Sumarni binti Kasimo

Lahir: Wonosalam, 01–10–81

Wafat: Jakarta, 13–08–08

Ia menghela napas dalam-dalam. Tangannya merogoh secarik kertas yang telah berada di dompetnya selama setahun terakhir, namun tak pernah berani ia buka hingga sekarang.

Anya,

Kalau kamu menemukan surat ini dan sudah lama kamu tidak melihatku, maka aku sudah tiada. Tahulah aku sangat berterima kasih dengan segala yang telah kamu lakukan untukku. Namun aku tidak kuat lagi dengan hidup ini. Silakan kamu lakukan apa saja yang kamu inginkan dengan ceritaku. Aku sudah tidak kuat lagi hidup seperti ini. Hantu-hantu hidupku mengejarku. Laki-laki yang pernah menggunakanku, si bangsat Paimin, orang tuaku, dan Yangti. Tidak kuat aku, Nya. Maaf aku lemah. Maaf aku tidak sekuat yang kau harapkan. Semoga kamu mengerti, Anya.

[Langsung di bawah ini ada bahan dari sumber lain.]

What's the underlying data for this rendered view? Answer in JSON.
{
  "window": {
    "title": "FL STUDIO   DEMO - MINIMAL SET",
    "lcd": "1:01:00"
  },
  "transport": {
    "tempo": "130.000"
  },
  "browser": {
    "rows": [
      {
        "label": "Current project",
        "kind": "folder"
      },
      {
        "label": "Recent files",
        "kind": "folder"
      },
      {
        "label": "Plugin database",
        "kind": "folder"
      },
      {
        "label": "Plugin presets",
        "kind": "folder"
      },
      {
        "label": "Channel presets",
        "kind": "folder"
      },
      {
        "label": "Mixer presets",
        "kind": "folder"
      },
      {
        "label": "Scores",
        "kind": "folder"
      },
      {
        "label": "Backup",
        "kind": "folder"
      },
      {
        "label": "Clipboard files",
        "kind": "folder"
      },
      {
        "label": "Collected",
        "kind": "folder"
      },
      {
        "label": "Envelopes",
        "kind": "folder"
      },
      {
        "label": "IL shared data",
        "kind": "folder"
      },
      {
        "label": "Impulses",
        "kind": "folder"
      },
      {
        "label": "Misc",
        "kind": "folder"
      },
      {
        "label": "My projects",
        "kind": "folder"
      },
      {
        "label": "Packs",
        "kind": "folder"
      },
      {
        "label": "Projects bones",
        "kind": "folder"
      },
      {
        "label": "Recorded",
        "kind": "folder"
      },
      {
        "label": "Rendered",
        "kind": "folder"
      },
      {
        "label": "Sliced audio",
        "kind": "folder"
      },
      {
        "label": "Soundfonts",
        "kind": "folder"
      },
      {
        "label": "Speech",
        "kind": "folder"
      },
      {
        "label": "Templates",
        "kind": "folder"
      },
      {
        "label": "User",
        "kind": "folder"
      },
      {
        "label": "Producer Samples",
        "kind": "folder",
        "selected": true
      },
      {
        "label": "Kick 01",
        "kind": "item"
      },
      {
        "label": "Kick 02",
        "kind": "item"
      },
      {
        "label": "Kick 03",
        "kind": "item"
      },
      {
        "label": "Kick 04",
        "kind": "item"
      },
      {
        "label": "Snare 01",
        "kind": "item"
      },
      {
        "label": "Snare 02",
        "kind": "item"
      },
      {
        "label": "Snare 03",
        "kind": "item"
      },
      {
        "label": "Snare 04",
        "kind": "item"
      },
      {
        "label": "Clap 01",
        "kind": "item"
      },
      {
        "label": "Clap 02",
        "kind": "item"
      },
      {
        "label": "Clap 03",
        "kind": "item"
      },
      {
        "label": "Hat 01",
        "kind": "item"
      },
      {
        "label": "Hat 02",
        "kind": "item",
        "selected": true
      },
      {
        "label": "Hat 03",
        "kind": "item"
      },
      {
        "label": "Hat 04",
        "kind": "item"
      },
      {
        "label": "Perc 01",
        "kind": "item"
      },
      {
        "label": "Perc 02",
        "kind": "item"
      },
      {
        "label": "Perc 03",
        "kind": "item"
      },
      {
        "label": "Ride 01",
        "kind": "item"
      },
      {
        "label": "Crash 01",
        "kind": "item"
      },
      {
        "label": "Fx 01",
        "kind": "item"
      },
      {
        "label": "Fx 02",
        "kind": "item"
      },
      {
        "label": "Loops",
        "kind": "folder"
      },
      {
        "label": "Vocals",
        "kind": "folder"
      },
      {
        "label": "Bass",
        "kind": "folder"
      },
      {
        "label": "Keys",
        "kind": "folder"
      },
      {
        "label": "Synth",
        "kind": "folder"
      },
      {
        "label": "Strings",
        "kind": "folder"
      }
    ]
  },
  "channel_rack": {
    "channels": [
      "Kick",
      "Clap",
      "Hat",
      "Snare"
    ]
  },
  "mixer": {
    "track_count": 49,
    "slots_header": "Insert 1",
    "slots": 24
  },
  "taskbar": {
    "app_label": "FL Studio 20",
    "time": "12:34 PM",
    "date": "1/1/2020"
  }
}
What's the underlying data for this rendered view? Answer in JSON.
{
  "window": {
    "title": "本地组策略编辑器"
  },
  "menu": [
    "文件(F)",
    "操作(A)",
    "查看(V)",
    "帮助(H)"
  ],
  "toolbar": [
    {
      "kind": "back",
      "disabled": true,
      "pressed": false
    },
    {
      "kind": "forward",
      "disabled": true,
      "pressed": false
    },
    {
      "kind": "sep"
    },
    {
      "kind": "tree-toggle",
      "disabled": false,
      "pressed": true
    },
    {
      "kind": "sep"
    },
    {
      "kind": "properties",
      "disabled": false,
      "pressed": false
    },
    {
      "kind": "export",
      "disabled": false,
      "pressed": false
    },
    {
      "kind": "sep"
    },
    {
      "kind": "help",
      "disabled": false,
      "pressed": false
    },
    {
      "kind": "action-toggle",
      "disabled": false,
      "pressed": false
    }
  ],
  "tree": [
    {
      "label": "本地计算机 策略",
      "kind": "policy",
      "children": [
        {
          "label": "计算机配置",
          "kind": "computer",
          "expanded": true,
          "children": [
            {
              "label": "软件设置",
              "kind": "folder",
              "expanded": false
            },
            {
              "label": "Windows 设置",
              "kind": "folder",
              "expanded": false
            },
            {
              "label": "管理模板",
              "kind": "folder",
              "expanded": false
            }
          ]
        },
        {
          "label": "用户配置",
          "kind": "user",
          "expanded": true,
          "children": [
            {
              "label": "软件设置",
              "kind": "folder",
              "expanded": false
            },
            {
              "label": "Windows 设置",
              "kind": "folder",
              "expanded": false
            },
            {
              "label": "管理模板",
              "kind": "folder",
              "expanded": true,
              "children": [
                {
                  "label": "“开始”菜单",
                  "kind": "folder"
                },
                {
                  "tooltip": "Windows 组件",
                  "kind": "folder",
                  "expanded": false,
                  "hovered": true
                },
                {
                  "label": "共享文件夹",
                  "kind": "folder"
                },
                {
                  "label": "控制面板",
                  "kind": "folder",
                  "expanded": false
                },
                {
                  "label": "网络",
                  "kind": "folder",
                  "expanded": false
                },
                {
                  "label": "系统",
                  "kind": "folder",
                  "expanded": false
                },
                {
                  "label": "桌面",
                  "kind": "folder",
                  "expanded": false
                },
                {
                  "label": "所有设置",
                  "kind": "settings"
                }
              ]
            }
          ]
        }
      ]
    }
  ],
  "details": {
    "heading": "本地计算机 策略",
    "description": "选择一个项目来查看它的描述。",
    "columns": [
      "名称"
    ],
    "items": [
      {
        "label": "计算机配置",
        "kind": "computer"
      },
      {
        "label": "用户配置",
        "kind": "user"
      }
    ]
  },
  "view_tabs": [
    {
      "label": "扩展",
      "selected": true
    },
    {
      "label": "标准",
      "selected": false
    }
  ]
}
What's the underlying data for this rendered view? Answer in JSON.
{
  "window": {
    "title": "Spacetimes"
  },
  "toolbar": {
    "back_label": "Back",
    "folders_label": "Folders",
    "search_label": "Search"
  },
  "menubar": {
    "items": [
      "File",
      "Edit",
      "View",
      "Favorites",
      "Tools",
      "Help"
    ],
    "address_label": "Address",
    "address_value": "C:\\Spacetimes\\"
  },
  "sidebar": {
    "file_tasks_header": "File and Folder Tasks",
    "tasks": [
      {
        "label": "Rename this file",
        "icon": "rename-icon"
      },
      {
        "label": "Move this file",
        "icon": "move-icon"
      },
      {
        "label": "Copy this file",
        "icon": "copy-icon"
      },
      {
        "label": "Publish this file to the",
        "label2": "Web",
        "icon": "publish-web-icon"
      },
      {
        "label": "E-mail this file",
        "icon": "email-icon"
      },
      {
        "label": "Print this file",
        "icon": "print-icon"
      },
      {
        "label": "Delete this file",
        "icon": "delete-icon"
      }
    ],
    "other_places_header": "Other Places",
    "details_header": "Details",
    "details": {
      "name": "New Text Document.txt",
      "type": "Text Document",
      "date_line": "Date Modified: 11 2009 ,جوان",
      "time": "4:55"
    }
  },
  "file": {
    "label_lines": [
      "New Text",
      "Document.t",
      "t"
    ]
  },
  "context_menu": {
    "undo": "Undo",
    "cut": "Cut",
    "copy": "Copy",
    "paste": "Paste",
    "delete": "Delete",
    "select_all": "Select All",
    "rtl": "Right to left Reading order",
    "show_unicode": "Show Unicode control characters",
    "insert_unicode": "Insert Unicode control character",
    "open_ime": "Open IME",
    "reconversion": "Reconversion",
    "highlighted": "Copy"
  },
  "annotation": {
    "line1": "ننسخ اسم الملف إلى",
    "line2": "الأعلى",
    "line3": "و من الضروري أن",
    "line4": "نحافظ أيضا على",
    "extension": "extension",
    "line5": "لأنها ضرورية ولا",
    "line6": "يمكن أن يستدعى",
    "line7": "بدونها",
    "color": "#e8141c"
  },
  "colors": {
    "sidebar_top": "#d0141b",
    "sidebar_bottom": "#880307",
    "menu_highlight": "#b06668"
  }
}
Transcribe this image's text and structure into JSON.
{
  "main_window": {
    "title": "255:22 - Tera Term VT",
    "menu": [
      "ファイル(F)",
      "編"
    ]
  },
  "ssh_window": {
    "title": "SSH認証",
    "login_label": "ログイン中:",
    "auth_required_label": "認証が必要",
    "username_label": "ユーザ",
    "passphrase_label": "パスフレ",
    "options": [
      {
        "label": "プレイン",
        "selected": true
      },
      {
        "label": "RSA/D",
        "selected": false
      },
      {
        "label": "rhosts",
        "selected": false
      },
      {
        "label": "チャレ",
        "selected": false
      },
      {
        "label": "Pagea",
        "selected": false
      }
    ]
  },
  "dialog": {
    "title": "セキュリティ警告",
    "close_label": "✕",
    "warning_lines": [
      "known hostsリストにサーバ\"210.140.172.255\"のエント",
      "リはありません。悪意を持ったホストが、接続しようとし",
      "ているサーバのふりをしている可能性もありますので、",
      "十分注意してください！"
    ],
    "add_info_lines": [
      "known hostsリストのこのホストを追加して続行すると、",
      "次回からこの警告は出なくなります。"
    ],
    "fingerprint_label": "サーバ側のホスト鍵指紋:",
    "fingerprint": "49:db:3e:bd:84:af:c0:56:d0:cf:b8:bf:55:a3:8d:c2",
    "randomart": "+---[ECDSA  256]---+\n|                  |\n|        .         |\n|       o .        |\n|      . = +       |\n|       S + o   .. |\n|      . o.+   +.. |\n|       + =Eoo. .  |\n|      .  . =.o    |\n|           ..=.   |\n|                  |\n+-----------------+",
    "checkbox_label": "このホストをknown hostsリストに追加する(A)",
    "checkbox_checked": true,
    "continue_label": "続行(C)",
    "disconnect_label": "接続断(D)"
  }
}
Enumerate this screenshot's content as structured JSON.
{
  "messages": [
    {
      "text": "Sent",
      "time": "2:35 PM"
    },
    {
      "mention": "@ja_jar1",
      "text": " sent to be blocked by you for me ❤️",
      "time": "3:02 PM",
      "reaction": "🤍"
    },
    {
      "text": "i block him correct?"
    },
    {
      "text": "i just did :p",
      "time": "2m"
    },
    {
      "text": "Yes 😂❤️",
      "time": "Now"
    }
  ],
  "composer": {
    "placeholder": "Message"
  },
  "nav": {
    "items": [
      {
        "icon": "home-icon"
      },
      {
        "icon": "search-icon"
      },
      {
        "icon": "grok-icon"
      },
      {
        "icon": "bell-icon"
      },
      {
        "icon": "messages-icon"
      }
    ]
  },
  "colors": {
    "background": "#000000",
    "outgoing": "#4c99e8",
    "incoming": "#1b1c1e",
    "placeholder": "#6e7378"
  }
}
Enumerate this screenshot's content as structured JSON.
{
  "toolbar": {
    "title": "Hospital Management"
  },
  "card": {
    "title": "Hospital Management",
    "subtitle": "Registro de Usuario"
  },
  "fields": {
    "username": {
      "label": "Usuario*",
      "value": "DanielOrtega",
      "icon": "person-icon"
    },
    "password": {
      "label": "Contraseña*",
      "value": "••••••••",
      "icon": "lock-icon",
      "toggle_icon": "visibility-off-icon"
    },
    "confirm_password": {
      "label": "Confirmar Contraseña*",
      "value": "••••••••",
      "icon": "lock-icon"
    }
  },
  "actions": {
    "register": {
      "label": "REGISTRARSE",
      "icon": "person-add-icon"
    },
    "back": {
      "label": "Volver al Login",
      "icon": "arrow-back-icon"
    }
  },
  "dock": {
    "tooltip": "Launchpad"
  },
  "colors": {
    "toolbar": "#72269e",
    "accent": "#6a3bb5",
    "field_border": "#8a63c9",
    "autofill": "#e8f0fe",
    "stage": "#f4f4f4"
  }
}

Salam sayang yang terakhir kalinya dariku,

Sumarni.

Tanpa sadar sebulir air mata Anya jatuh ke permukaan kertas yang mulai menguning itu, memudarkan tinta hitam pena yang digunakan Sumarni untuk menulis surat kecil itu untuknya.

“Selamat jalan, Marni.” Anya mengecup ujung-ujung jarinya dan menempelkannya ke nisan kayu yang mulai dimakan rayap itu. Dengan helaan napas panjang, ia melangkah menjauhi kuburan massal di mana Sumarni dan banyak lainnya dimakamkan, terlupakan manusia, dimakan waktu.

Agustus 2007

Dua wanita duduk berhadapan di kafe di daerah Radio Dalam. Salah satunya berdandan necis lengkap dengan kemeja putih jernih, celana bahan biru dongker yang baru diseterika, rambut ombré coklat-pirangnya mengkilap dihantam lampu dari atas kepalanya, tak lupa lipstik merah menyala dan maskara lentik di wajahnya. Itu Anya Clarissa, jurnalis salah satu stasiun tv swasta di Indonesia. Di seberangnya terlihat wanita muda, wajahnya terlihat lelah meskipun tersenyum, rambut hitamnya dipotong pendek sebahu, dengan setelan gaun floral selutut sederhana dan sepatu datar seadanya. Itu Sumarni; seorang wanita dari Jombang yang tengah menjadi buah pembicaraan akibat buku Anya yang akan diterbitkan tentang kisah hidupnya yang pilu.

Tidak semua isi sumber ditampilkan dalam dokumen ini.